Presentada en la Quincena de Realizadores del pasado festival de Cannes, Carmen y Lola tal vez quiere matar demasiados pájaros de un tiro, como si la invisibilidad o la normalización de los gitanos en el cine español (que no así en la televisión, donde han proliferado últimamente los reality vergonzantes sin levantar revuelo alguno) tuviera que ser superada con carácter de urgencia por la vía de una doble y furiosa salida del armario: la que atañe al conservadurismo machista de la tradición cultural y su asfixiante represión hacia la mujer, y la que ahonda además en el lesbianismo como tabú y frontera insalvable.
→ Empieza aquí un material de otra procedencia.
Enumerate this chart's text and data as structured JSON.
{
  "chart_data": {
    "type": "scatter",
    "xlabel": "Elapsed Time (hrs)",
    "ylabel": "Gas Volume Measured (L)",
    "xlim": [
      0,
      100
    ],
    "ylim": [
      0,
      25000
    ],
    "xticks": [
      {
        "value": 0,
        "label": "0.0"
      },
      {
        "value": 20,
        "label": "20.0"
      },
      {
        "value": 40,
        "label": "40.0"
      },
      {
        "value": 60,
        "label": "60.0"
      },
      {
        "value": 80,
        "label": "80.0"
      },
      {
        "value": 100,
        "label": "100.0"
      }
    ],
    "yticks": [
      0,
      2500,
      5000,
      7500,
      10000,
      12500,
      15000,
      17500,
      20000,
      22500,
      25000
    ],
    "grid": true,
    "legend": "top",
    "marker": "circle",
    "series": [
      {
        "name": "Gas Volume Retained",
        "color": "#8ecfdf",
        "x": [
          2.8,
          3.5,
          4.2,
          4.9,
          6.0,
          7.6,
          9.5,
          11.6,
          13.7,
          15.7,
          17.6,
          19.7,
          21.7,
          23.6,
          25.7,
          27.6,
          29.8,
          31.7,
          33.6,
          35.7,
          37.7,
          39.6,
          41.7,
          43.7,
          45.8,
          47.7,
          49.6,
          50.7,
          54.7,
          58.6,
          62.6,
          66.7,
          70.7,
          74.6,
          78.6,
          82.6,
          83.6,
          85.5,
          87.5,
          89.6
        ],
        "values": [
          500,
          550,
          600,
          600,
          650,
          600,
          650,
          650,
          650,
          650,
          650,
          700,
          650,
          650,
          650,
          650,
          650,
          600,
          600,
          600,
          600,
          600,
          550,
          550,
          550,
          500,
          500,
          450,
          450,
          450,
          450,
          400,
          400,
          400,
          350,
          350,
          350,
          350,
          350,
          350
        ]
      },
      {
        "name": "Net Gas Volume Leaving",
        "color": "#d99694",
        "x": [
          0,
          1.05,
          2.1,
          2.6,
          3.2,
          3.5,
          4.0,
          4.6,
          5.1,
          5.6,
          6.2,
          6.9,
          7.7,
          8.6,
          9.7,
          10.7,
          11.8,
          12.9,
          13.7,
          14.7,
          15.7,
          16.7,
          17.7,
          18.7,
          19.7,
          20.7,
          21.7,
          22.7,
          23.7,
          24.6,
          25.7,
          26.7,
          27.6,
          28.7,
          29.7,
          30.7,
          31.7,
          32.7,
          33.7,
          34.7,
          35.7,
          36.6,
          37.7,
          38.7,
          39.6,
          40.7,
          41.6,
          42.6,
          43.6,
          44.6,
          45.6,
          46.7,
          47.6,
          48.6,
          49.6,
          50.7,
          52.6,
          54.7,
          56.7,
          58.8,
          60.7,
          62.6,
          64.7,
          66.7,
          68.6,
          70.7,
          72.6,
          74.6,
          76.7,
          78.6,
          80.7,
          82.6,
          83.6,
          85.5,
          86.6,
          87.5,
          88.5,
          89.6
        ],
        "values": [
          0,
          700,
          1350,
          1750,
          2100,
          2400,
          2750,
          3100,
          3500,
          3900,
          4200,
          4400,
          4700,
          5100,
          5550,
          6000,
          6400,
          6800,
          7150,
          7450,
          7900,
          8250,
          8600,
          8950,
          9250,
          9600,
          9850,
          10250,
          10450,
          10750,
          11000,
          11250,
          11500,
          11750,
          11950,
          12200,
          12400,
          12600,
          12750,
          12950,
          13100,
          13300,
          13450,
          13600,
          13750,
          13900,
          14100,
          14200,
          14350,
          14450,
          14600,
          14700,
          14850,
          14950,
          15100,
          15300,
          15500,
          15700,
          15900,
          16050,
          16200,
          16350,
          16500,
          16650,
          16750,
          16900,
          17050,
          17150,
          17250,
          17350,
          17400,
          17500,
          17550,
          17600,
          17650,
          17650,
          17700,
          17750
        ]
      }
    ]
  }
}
La película de Arantxa Echevarría se encuentra así en la encrucijada entre el retrato de costumbres, el gesto político y el drama romántico, una encrucijada que no termina de resolverse del todo en sus oscilaciones entre la mirada y el registro naturalista, la intimidad de la relación sentimental (y táctil) entre sus dos protagonistas, de largo lo más conseguido de la película gracias a la entrega de sus dos actrices no profesionales, Zaira Romero y Rosy Rodríguez, los obvios subrayados y apuntes simbólicos (los dibujos de pájaros, los aviones, la torre vigía del barrio…) y el sobreactuado conflicto con el entorno familiar, que provoca las peores escenas del conjunto.

En cualquier caso, y a pesar de sus excesos y limitaciones (conviene recordar también que se trata de un debut), Carmen y Lola no deja de ser una película valiente que abre un camino inexplorado hacia nuevos paisajes humanos en un cine español mucho menos diverso de lo que se quiere.